The Smuts House Museum

Jan Smuts Memorial 2022 Address by Philip Weyers

Distinguished Guests

 

It gives me particular pleasure to be addressing you today, as this is likely my last Smuts Memorial Service, which I think is either the 52nd or 53rd one I’ve attended.

 

With the plague enforced break of what was Ops Normal, the General Smuts Foundation has most appropriately seen fit to remember the involvement of Jan Smuts’ in the formation of the South African Air Force. The SAAF turned 100 on 1 February 2020, the celebration of which extremely significant event was sadly well short of hopes and expectations due to the onset of the plague as well as political interference from one person in particular, not a member of the Air Force, who was steadfast in his determination that the SAAF only came into being in 1994. I should state that I’ve known every Chief of the South African Air Force for the past 48 years personally and without exception they acknowledged fully the primary role Jan Smuts played in the creation of the SAAF.

 

For clarity, I refer to Jan Smuts as “Oubaas” which is how the Smuts family, even Ouma, referred to him.
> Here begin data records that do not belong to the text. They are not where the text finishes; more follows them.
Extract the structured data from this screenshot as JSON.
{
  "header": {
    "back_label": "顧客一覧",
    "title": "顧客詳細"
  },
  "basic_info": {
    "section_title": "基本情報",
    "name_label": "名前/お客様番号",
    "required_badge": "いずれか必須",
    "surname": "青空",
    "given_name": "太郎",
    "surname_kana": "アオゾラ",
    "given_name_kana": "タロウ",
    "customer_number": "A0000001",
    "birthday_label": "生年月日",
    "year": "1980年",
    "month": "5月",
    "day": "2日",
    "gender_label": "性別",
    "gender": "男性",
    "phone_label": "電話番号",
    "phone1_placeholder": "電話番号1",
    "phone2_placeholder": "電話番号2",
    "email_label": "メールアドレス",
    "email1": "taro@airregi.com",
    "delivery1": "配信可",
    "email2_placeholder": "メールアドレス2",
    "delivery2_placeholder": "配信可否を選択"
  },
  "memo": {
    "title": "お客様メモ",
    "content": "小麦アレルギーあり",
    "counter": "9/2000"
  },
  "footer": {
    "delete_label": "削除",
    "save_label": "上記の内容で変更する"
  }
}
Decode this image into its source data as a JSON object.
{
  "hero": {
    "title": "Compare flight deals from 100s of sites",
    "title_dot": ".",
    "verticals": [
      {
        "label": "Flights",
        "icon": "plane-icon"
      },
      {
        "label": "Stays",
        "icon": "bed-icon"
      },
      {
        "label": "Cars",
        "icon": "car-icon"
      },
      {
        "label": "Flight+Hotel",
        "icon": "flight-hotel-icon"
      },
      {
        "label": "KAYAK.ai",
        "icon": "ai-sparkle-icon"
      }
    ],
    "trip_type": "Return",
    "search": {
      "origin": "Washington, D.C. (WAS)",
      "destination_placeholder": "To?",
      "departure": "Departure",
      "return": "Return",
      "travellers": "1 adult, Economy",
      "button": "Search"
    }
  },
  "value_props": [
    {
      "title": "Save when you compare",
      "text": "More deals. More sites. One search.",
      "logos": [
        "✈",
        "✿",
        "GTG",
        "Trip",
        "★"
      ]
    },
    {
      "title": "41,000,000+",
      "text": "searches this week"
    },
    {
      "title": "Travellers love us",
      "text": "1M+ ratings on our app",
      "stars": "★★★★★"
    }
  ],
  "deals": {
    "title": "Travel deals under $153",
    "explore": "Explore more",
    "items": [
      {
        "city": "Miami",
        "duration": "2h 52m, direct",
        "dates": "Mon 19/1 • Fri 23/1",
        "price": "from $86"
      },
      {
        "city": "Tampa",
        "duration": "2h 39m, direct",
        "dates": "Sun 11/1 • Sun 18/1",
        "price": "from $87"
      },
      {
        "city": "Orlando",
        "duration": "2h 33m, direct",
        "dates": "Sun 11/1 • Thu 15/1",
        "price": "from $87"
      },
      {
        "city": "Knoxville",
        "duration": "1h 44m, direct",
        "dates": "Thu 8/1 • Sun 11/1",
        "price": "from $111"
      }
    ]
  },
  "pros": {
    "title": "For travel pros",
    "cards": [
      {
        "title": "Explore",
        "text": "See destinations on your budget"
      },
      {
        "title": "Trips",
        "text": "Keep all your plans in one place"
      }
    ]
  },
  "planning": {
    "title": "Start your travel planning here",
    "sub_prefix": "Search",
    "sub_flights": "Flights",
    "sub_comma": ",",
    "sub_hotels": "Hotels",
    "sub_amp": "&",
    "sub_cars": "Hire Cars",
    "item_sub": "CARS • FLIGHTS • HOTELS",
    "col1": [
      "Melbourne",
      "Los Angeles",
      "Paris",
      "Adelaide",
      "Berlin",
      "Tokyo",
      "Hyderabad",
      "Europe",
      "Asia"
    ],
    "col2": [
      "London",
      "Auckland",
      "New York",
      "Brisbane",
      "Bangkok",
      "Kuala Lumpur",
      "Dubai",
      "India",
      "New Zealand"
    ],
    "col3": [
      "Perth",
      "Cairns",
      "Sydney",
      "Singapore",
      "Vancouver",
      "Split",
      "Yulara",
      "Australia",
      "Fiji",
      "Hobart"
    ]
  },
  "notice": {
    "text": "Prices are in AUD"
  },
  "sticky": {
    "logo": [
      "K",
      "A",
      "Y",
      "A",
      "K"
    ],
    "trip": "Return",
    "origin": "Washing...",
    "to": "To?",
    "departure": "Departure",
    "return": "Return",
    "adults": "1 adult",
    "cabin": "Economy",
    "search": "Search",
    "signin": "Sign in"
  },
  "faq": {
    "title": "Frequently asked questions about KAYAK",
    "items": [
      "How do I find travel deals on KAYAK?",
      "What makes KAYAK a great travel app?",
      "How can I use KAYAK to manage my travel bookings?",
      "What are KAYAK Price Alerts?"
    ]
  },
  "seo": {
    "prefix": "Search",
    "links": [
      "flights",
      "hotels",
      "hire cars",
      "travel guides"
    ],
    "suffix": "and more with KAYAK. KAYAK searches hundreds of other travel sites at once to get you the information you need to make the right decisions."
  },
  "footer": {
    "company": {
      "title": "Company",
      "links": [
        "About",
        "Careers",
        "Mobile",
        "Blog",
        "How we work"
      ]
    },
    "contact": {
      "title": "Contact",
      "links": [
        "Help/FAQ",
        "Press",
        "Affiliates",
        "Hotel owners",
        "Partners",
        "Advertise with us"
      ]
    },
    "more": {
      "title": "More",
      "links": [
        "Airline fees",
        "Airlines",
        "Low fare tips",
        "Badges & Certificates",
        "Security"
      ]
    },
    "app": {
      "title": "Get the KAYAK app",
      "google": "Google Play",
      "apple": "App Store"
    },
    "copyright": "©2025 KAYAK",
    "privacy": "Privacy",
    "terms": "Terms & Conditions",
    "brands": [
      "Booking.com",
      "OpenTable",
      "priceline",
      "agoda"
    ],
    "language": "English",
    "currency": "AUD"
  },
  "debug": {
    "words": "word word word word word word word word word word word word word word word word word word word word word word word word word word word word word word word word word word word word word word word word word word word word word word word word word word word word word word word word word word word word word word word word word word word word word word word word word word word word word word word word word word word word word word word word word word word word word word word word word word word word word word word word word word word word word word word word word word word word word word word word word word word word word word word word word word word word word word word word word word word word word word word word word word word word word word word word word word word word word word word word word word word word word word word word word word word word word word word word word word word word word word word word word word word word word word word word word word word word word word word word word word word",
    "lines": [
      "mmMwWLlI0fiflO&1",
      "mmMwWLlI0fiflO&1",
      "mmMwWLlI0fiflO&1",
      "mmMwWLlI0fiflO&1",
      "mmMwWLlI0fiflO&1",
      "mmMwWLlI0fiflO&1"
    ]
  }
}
For me to relate the role of the Oubaas in the establishment of the South African Air Force I need first to explain how the oldest independent Air Force in existence and which my late father called ‘The elder family Air Force, the Royal Air Force, came into being.

 

In 1917 England had two Air Services, the Royal Flying Corps, in effect an Army air wing and the Royal Navy Air Service with the Royal Flying Corps occupying itself with matters on the Western Front, while the Royal Naval Air Service concentrated on the Channel. To complicate further an already complex situation, the “Army and Navy had on order “9483 aircraft of 76 varieties and 20000 engines of 76 kinds”. After having delivered a report to Parliament on 18 July 1917 regarding the air defences of British cities against German bombing raids, the Oubaas delivered a second report on 17 August which Air Vice Marshal Tony Mason in 1986 referred to as “the single most important document in the history of air power”.